Logistics and Support
- Website Hosting: GitHub Pages
- Submission System: Codabench
- Communication Channels:
- Slack workspace
- Mailing list
- GitHub repository
- Regular updates and participant support
Stay Updated
- Official GitHub Repository: https://github.com/ezzini/AbjadGenEval
- Join our Slack community
Announcements and Updates
- The final phase will begin on December 25, 2025 (UTC-12h) and will run for 6 days, ending on December 31, 2025 (UTC-12h). During this time, each team must submit their predictions on the test set (not the validation set) via the Codabench system.
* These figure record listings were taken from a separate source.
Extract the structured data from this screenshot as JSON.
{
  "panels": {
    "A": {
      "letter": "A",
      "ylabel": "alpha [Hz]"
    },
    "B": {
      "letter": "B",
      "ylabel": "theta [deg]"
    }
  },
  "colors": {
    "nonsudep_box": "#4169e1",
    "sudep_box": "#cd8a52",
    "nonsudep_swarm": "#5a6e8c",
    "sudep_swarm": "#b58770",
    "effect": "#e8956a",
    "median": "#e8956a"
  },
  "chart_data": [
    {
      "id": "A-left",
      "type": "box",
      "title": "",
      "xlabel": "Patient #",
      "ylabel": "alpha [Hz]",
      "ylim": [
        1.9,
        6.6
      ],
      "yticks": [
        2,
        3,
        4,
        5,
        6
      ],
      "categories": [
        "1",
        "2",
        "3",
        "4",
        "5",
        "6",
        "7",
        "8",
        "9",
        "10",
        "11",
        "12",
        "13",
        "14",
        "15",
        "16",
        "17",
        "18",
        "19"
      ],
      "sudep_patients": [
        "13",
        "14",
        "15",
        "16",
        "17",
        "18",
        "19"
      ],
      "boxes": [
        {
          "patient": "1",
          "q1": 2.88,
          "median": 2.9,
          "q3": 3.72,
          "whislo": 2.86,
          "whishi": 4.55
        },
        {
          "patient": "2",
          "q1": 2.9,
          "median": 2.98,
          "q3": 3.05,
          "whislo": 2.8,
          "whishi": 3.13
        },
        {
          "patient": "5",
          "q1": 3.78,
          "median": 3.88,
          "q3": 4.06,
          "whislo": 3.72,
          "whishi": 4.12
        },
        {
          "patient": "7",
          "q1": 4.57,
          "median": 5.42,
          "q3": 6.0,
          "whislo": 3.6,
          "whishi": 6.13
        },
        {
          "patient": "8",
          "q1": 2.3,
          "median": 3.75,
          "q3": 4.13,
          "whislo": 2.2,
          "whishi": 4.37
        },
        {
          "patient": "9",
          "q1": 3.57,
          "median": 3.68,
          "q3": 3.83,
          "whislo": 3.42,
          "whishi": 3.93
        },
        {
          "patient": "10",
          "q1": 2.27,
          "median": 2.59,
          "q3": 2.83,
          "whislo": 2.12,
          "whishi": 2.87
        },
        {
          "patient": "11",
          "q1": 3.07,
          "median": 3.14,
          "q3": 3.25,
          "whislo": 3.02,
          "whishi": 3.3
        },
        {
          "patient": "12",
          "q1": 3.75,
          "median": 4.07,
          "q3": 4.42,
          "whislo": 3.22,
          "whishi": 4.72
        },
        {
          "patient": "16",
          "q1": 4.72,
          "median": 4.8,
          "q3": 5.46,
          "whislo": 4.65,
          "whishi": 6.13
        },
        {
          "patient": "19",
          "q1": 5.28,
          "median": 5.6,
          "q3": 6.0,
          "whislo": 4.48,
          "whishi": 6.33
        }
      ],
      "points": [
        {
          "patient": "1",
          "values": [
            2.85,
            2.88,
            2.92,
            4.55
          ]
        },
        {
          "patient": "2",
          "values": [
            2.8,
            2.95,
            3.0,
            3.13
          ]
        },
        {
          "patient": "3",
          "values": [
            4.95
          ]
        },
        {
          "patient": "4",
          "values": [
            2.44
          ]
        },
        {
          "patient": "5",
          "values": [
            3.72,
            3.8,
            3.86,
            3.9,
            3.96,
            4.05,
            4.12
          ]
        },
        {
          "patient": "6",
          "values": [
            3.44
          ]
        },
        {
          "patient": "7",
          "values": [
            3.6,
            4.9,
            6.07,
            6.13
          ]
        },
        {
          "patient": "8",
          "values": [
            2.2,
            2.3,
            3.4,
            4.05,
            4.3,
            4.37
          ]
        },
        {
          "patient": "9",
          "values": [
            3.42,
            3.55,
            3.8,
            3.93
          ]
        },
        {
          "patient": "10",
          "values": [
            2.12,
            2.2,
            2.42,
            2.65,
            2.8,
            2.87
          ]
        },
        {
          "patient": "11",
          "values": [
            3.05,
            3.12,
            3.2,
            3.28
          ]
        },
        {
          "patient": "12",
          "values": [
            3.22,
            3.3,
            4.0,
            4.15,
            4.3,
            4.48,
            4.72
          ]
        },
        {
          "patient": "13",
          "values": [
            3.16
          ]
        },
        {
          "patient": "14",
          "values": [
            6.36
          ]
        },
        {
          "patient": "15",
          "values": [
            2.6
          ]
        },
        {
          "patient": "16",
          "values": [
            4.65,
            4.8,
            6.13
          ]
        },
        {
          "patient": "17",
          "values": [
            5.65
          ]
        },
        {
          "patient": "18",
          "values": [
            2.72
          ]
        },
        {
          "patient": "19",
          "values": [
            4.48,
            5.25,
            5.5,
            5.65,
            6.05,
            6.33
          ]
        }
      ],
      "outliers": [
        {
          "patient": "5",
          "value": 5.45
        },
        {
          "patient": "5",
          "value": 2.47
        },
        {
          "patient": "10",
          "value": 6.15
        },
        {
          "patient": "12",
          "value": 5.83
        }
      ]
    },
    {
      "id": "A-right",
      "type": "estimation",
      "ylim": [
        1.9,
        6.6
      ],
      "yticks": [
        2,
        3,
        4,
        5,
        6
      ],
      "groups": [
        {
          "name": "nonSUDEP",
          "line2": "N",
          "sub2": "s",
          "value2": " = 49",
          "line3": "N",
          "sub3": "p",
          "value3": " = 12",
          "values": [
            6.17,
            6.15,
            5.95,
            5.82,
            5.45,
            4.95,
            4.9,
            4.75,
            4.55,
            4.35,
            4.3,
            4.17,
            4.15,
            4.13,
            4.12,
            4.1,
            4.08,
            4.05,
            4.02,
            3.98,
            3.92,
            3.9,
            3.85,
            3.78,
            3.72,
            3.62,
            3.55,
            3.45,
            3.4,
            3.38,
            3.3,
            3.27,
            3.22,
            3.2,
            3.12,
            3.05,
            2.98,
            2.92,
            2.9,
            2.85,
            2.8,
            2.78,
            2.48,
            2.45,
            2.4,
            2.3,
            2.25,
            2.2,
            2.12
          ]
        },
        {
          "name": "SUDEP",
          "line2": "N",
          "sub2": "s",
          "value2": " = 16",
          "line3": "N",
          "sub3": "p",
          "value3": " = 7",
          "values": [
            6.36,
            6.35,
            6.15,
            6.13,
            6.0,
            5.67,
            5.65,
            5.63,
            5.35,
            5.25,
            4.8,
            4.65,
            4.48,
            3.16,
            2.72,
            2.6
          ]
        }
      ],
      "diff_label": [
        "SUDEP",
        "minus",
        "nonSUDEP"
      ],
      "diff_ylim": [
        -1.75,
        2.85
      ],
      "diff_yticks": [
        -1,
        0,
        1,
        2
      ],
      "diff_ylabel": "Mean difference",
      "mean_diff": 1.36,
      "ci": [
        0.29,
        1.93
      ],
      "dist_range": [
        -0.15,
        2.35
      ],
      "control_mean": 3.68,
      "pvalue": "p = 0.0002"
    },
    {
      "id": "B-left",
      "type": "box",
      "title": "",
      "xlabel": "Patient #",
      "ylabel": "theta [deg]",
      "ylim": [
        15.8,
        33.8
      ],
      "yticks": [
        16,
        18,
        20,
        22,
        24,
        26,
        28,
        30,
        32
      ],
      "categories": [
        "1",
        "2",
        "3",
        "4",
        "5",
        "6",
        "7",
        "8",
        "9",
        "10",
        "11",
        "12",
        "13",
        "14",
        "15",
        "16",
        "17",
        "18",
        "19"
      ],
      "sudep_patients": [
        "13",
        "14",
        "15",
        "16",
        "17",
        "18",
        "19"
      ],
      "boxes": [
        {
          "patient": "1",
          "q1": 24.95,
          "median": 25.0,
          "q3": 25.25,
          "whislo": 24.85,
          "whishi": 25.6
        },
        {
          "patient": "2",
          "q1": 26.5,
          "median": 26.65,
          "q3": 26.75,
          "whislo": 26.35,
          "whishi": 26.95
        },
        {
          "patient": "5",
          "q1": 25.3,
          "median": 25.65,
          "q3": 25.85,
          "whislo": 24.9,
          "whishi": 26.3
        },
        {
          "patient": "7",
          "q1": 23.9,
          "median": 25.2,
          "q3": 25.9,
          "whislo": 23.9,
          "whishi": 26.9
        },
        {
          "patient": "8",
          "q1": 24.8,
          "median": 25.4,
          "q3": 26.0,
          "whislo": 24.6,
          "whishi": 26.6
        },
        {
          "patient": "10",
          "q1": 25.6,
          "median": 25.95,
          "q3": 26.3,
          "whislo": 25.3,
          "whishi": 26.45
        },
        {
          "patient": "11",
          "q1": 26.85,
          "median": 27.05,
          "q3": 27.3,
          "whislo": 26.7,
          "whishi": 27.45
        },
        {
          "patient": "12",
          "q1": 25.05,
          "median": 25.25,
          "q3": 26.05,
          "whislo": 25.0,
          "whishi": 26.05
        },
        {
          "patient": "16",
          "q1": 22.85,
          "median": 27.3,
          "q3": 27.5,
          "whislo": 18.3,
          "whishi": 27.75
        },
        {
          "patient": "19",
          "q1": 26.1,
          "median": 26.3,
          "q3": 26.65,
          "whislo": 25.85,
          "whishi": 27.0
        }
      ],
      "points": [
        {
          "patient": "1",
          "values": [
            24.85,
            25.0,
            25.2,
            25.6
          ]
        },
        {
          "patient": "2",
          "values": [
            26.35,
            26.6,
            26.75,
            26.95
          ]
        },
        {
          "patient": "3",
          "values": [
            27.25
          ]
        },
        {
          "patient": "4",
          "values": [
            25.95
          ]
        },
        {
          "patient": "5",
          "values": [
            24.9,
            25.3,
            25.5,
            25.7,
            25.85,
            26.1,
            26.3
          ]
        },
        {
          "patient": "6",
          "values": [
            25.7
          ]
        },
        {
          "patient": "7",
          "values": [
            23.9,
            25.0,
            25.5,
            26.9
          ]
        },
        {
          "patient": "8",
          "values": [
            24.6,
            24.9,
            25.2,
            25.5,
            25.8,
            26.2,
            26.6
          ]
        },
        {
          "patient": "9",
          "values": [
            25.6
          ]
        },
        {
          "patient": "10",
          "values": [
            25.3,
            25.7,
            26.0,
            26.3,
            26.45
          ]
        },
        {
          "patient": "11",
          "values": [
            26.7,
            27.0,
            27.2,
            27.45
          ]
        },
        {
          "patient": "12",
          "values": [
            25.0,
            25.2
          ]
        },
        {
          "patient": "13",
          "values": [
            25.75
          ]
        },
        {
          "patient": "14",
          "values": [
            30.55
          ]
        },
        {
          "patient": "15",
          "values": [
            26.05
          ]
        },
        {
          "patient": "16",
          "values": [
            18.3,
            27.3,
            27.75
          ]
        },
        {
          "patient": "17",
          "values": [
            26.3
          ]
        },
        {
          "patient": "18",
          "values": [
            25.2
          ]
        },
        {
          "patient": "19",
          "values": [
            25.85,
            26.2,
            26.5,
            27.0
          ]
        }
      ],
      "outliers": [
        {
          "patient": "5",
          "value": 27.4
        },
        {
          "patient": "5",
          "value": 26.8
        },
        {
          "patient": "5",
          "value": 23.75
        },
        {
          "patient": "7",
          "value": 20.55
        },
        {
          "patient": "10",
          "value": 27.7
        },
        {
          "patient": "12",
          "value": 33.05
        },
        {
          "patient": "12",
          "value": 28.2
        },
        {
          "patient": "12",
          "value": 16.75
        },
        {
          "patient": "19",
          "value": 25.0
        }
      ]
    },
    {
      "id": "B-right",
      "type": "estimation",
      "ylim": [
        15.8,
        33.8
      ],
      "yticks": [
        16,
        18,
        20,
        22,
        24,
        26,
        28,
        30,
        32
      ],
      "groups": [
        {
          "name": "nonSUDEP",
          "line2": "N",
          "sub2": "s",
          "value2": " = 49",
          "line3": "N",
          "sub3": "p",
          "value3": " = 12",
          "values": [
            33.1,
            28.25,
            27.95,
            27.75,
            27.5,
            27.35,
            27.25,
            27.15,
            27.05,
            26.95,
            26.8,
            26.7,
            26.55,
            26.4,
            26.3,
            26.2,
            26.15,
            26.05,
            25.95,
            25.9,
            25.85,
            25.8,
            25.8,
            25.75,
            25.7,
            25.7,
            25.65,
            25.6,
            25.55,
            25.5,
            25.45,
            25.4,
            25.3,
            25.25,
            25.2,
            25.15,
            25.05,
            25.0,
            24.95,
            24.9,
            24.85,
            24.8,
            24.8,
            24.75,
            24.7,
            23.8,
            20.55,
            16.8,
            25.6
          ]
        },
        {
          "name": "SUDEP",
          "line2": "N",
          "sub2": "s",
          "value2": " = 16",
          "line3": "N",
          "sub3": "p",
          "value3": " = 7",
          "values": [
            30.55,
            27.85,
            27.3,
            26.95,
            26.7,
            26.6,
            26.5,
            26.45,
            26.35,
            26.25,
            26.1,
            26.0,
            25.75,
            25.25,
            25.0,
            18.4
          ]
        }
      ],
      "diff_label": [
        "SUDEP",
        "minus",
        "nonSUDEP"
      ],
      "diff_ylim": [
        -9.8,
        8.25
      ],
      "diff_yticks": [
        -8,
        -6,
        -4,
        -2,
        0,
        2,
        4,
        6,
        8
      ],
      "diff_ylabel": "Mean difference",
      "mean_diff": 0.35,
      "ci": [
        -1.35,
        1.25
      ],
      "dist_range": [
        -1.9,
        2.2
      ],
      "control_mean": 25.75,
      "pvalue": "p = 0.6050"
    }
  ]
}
Only submissions made within this timeframe will be considered as official contributions when submitting your papers to the OpenReview system.
- The main content of your paper should not exceed 4 pages. There is no page limit on appendices and references; these sections are excluded from the 4-page limit.
Anti-Harassment policy
We uphold the ACL Anti-Harassment Policy, and participants in this shared task are encouraged to reach out with any concerns or questions to any of the shared task organizers.